Vin bio : labels, cahier des charges et différences avec le naturel
Qu’est-ce qu’un vin bio ?
Le vin biologique est encadré depuis 2012 par un règlement européen (CE n°203/2012) qui définit précisément les pratiques autorisées, tant à la vigne qu’en cave. Avant 2012, seul le terme « vin issu de raisins de l’agriculture biologique » était utilisé — la vinification elle-même n’était pas réglementée. Depuis, la mention « vin biologique » ou le logo AB implique des obligations strictes du champ au verre.
En France, la surface viticole certifiée biologique a considérablement progressé : elle représentait 16 % du vignoble national en 2022, soit environ 130 000 hectares, contre moins de 5 % en 2010. La France est aujourd’hui l’un des premiers pays producteurs de vin bio au monde, aux côtés de l’Italie et de l’Espagne.
Le cahier des charges du vin bio
Le cahier des charges du vin biologique s’articule autour de deux volets distincts :
- À la vigne : interdiction des pesticides de synthèse, herbicides chimiques, engrais de synthèse, OGM. La fertilisation est assurée par des matières organiques (compost, fumier).
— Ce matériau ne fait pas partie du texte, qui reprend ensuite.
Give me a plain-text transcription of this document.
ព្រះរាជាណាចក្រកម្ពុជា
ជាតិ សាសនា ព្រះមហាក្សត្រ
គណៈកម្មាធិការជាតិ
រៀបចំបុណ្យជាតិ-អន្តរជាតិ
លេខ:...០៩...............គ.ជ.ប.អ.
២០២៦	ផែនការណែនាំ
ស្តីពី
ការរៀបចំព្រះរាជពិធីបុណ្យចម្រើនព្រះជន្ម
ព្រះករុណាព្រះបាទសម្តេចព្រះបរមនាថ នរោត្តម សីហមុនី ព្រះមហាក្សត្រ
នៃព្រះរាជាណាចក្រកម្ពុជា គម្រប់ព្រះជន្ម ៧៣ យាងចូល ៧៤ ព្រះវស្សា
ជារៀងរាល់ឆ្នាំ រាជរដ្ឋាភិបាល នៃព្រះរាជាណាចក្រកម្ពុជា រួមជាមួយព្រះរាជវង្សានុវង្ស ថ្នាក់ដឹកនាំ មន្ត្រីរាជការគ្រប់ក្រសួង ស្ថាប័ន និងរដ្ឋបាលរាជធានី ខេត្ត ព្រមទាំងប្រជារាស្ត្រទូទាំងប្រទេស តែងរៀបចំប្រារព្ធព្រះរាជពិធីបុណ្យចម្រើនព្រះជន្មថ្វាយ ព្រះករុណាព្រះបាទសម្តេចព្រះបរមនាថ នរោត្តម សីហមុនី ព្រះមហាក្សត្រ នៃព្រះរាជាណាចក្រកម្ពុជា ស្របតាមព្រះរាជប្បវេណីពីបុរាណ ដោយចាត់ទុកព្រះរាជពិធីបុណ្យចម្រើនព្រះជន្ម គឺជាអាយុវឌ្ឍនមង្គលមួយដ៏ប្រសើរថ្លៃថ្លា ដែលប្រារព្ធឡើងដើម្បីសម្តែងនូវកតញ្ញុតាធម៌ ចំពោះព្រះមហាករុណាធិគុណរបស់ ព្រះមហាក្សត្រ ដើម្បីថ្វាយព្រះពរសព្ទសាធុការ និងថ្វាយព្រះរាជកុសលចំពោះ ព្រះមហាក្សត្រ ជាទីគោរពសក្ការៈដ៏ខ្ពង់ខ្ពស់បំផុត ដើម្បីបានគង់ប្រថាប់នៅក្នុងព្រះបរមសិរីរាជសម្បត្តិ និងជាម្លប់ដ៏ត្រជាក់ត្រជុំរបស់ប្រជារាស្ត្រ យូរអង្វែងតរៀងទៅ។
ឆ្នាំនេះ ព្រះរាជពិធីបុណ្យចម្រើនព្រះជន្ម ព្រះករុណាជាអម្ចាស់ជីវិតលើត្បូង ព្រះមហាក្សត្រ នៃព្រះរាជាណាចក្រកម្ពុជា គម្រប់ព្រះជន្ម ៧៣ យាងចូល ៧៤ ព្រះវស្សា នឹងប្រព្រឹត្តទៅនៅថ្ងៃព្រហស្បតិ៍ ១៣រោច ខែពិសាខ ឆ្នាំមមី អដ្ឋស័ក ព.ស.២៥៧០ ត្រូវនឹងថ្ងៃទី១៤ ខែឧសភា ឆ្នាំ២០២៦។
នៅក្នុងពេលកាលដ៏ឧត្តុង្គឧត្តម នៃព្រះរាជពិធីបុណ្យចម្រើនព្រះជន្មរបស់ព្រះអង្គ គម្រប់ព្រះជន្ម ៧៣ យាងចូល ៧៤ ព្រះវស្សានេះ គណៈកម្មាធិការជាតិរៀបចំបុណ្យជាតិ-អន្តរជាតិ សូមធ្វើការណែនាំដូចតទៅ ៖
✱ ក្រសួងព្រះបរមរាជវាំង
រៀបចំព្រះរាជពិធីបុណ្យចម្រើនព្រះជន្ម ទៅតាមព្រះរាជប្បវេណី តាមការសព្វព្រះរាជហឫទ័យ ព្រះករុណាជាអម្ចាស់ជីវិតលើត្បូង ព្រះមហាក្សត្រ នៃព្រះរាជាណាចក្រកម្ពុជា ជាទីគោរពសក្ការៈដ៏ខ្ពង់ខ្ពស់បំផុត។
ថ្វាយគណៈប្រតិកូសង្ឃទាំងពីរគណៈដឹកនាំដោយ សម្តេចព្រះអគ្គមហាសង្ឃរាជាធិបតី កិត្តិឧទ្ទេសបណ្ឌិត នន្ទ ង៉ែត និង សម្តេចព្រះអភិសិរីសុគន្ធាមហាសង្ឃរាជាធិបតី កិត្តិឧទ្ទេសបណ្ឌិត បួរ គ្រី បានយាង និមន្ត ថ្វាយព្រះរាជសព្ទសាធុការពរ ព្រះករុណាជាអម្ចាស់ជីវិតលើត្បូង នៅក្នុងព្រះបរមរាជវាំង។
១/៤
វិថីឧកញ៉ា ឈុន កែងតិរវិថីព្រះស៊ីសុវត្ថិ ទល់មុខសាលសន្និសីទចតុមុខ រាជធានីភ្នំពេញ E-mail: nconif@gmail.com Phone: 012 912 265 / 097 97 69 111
La lutte contre les maladies fongiques (mildiou, oïdium) est assurée par des produits à base de cuivre et de soufre (dans des limites maximales de 6 kg/ha/an de cuivre).
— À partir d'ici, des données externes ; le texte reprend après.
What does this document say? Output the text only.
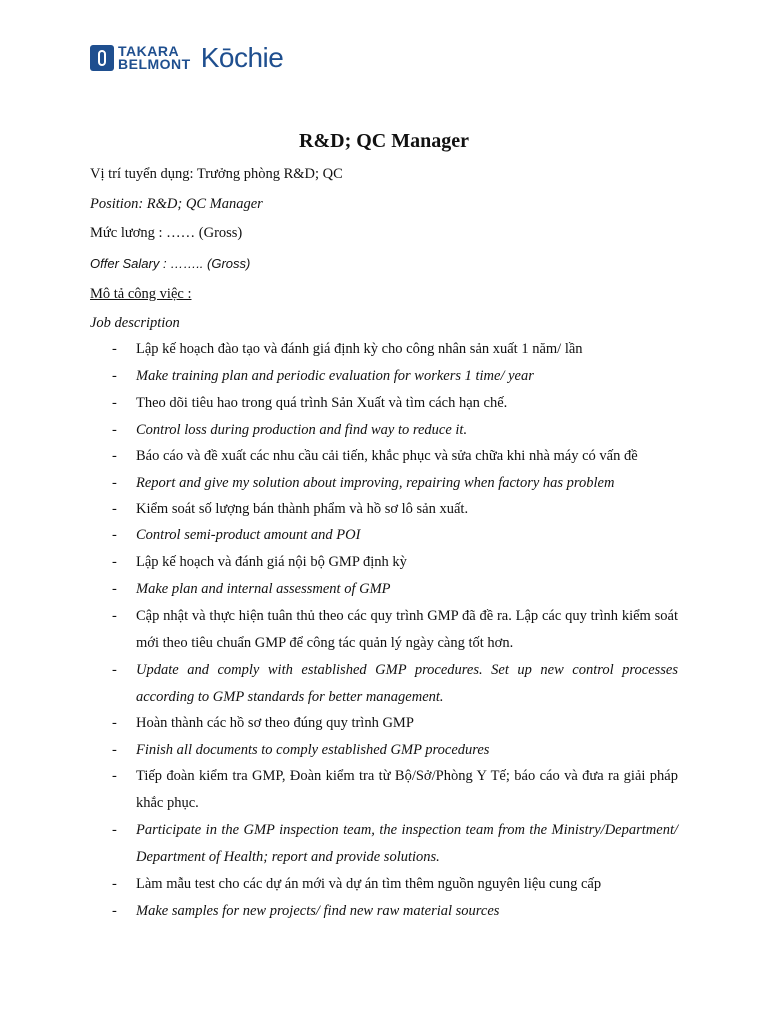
TAKARA
BELMONT Kōchie
R&D; QC Manager
Vị trí tuyển dụng: Trưởng phòng R&D; QC
Position: R&D; QC Manager
Mức lương : …… (Gross)
Offer Salary : …….. (Gross)
Mô tả công việc :
Job description
- Lập kế hoạch đào tạo và đánh giá định kỳ cho công nhân sản xuất 1 năm/ lần
- Make training plan and periodic evaluation for workers 1 time/ year
- Theo dõi tiêu hao trong quá trình Sản Xuất và tìm cách hạn chế.
- Control loss during production and find way to reduce it.
- Báo cáo và đề xuất các nhu cầu cải tiến, khắc phục và sửa chữa khi nhà máy có vấn đề
- Report and give my solution about improving, repairing when factory has problem
- Kiểm soát số lượng bán thành phẩm và hồ sơ lô sản xuất.
- Control semi-product amount and POI
- Lập kế hoạch và đánh giá nội bộ GMP định kỳ
- Make plan and internal assessment of GMP
- Cập nhật và thực hiện tuân thủ theo các quy trình GMP đã đề ra. Lập các quy trình kiểm soát mới theo tiêu chuẩn GMP để công tác quản lý ngày càng tốt hơn.
- Update and comply with established GMP procedures. Set up new control processes according to GMP standards for better management.
- Hoàn thành các hồ sơ theo đúng quy trình GMP
- Finish all documents to comply established GMP procedures
- Tiếp đoàn kiểm tra GMP, Đoàn kiểm tra từ Bộ/Sở/Phòng Y Tế; báo cáo và đưa ra giải pháp khắc phục.
- Participate in the GMP inspection team, the inspection team from the Ministry/Department/ Department of Health; report and provide solutions.
- Làm mẫu test cho các dự án mới và dự án tìm thêm nguồn nguyên liệu cung cấp
- Make samples for new projects/ find new raw material sources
- En cave : la liste des intrants autorisés est réduite par rapport à la vinification conventionnelle. Les levures indigènes ne sont pas obligatoires (des levures commerciales peuvent être utilisées sous réserve qu’elles soient produites en bio). La chaptalisation (ajout de sucre) est autorisée mais encadrée. La liste complète des additifs autorisés est fixée par le règlement européen.
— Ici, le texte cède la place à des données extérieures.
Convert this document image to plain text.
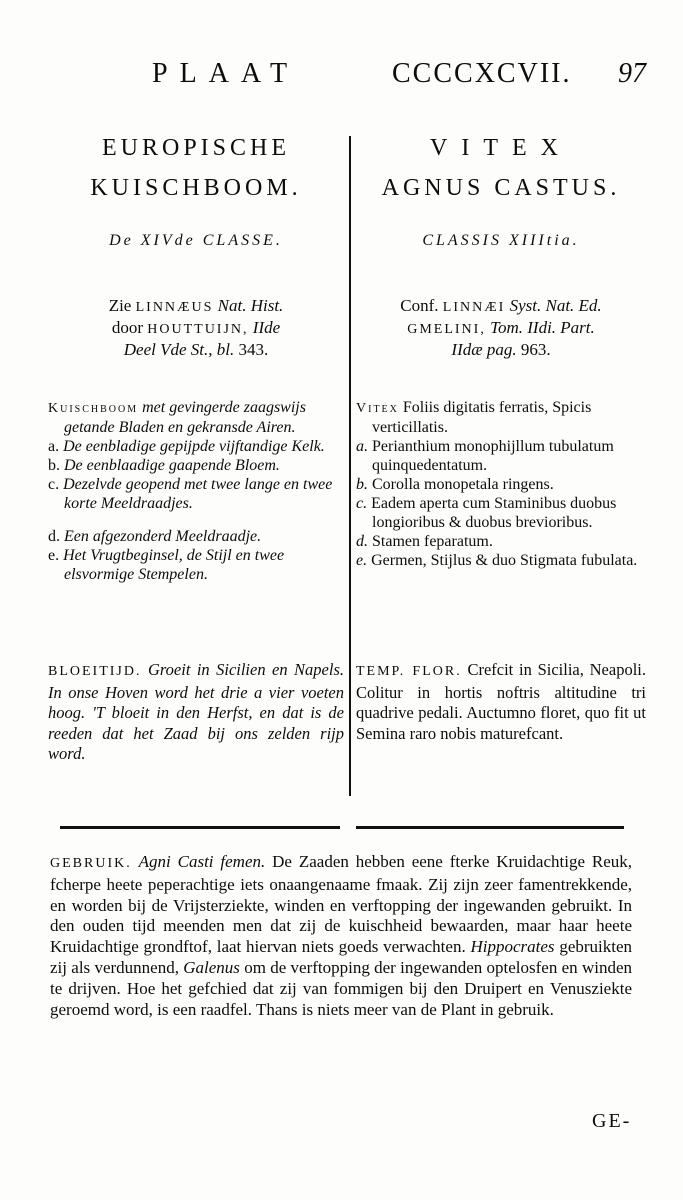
PLAAT	CCCCXCVII. 97
EUROPISCHE
KUISCHBOOM.
De XIVde CLASSE.
Zie LINNÆUS Nat. Hist.
door HOUTTUIJN, IIde
Deel Vde St., bl. 343.
Kuischboom met gevingerde zaagswijs getande Bladen en gekransde Airen.
a. De eenbladige gepijpde vijftandige Kelk.
b. De eenblaadige gaapende Bloem.
c. Dezelvde geopend met twee lange en twee korte Meeldraadjes.
d. Een afgezonderd Meeldraadje.
e. Het Vrugtbeginsel, de Stijl en twee elsvormige Stempelen.
BLOEITIJD. Groeit in Sicilien en Napels. In onse Hoven word het drie a vier voeten hoog. 'T bloeit in den Herfst, en dat is de reeden dat het Zaad bij ons zelden rijp word.
VITEX
AGNUS CASTUS.
CLASSIS XIIItia.
Conf. LINNÆI Syst. Nat. Ed.
GMELINI, Tom. IIdi. Part.
IIdæ pag. 963.
Vitex Foliis digitatis ferratis, Spicis verticillatis.
a. Perianthium monophijllum tubulatum quinquedentatum.
b. Corolla monopetala ringens.
c. Eadem aperta cum Staminibus duobus longioribus & duobus brevioribus.
d. Stamen feparatum.
e. Germen, Stijlus & duo Stigmata fubulata.
TEMP. FLOR. Crefcit in Sicilia, Neapoli. Colitur in hortis noftris altitudine tri quadrive pedali. Auctumno floret, quo fit ut Semina raro nobis maturefcant.
GEBRUIK. Agni Casti femen. De Zaaden hebben eene fterke Kruidachtige Reuk, fcherpe heete peperachtige iets onaangenaame fmaak. Zij zijn zeer famentrekkende, en worden bij de Vrijsterziekte, winden en verftopping der ingewanden gebruikt. In den ouden tijd meenden men dat zij de kuischheid bewaarden, maar haar heete Kruidachtige grondftof, laat hiervan niets goeds verwachten. Hippocrates gebruikten zij als verdunnend, Galenus om de verftopping der ingewanden optelosfen en winden te drijven. Hoe het gefchied dat zij van fommigen bij den Druipert en Venusziekte geroemd word, is een raadfel. Thans is niets meer van de Plant in gebruik.
GE-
Les teneurs en soufre autorisées
Le soufre (SO₂) est le point le plus visible de la différence entre vin bio et vin conventionnel. Le règlement européen fixe des plafonds stricts pour les vins bio, inférieurs de 30 à 50 mg/L aux maximums autorisés pour les vins conventionnels :
- Vin blanc et rosé bio sec : 150 mg/L maximum (contre 200 mg/L en conventionnel)
- Vin rouge bio sec : 100 mg/L maximum (contre 150 mg/L en conventionnel)
- Vins liquoreux bio : plafonds également abaissés selon le niveau de sucres résiduels
Ces chiffres restent très supérieurs à ceux pratiqués par les vignerons naturels (moins de 30 mg/L) ou sans sulfites ajoutés (moins de 10 mg/L). Le vin bio n’est donc pas synonyme de « vin sans soufre ».
Les principaux labels et organismes certificateurs
En France, la certification biologique est délivrée par des organismes certificateurs accrédités par l’INAO. Plusieurs logos peuvent apparaître sur une bouteille :
- Eurofeuille (logo européen) : le logo bio officiel de l’Union Européenne, une feuille composée d’étoiles vertes sur fond vert. Obligatoire sur tous les produits bio commercialisés dans l’UE depuis 2012.
- AB (Agriculture Biologique) : le label français, géré par l’Agence BIO. Il est reconnaissable à son logo AB vert et blanc. Synonyme de l’Eurofeuille en France.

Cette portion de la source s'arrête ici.